National Institute of Advanced Industrial Science and Technology (AIST), Tsukuba, Ibaraki, Japan.
Appl Environ Microbiol. 2012 Nov;78(22):8067-74. doi: 10.1128/AEM.01442-12. Epub 2012 Sep 14.
A great deal of research has been done to understand bacterial cell-to-cell signaling systems, but there is still a large gap in our current knowledge because the majority of microorganisms in natural environments do not have cultivated representatives. Metagenomics is one approach to identify novel quorum sensing (QS) systems from uncultured bacteria in environmental samples. In this study, fosmid metagenomic libraries were constructed from a forest soil and an activated sludge from a coke plant, and the target genes were detected using a green fluorescent protein (GFP)-based Escherichia coli biosensor strain whose fluorescence was screened by spectrophotometry. DNA sequence analysis revealed two pairs of new LuxI family N-acyl-L-homoserine lactone (AHL) synthases and LuxR family transcriptional regulators (clones N16 and N52, designated AubI/AubR and AusI/AusR, respectively). AubI and AusI each produced an identical AHL, N-dodecanoyl-L-homoserine lactone (C(12)-HSL), as determined by nuclear magnetic resonance (NMR) and mass spectrometry. Phylogenetic analysis based on amino acid sequences suggested that AusI/AusR was from an uncultured member of the Betaproteobacteria and AubI/AubR was very deeply branched from previously described LuxI/LuxR homologues in isolates of the Proteobacteria. The phylogenetic position of AubI/AubR indicates that they represent a QS system not acquired recently from the Proteobacteria by horizontal gene transfer but share a more ancient ancestry. We demonstrated that metagenomic screening is useful to provide further insight into the phylogenetic diversity of bacterial QS systems by describing two new LuxI/LuxR-type QS systems from uncultured bacteria.

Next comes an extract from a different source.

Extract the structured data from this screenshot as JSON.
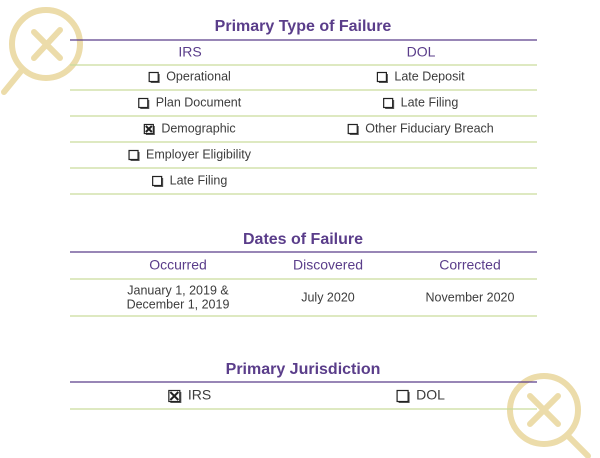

大量的研究已经致力于理解细菌细胞间信号转导系统,但由于大多数自然环境中的微生物没有可培养的代表,我们目前的知识仍然存在很大的差距。宏基因组学是一种从环境样本中未培养的细菌中鉴定新型群体感应(QS)系统的方法。在这项研究中,从森林土壤和焦化厂的活性污泥中构建了 fosmid 宏基因组文库,并使用基于绿色荧光蛋白(GFP)的大肠杆菌生物传感器菌株检测靶基因,其荧光通过分光光度法筛选。DNA 序列分析揭示了两对新的 LuxI 家族 N-酰基-L-高丝氨酸内酯(AHL)合酶和 LuxR 家族转录调节剂(克隆 N16 和 N52,分别命名为 AubI/AubR 和 AusI/AusR)。通过核磁共振(NMR)和质谱分析,确定 AubI 和 AusI 各自产生了相同的 AHL,N-十二烷酰基-L-高丝氨酸内酯(C(12)-HSL)。基于氨基酸序列的系统发育分析表明,AusI/AusR 来自β变形菌的未培养成员,而 AubI/AubR 与 Proteobacteria 中分离株的先前描述的 LuxI/LuxR 同源物非常分支。AubI/AubR 的系统发育位置表明,它们代表一种 QS 系统,不是通过水平基因转移最近从 Proteobacteria 获得的,而是具有更古老的祖先。我们通过描述来自未培养细菌的两种新的 LuxI/LuxR 型 QS 系统,证明宏基因组筛选有助于更深入地了解细菌 QS 系统的系统发育多样性。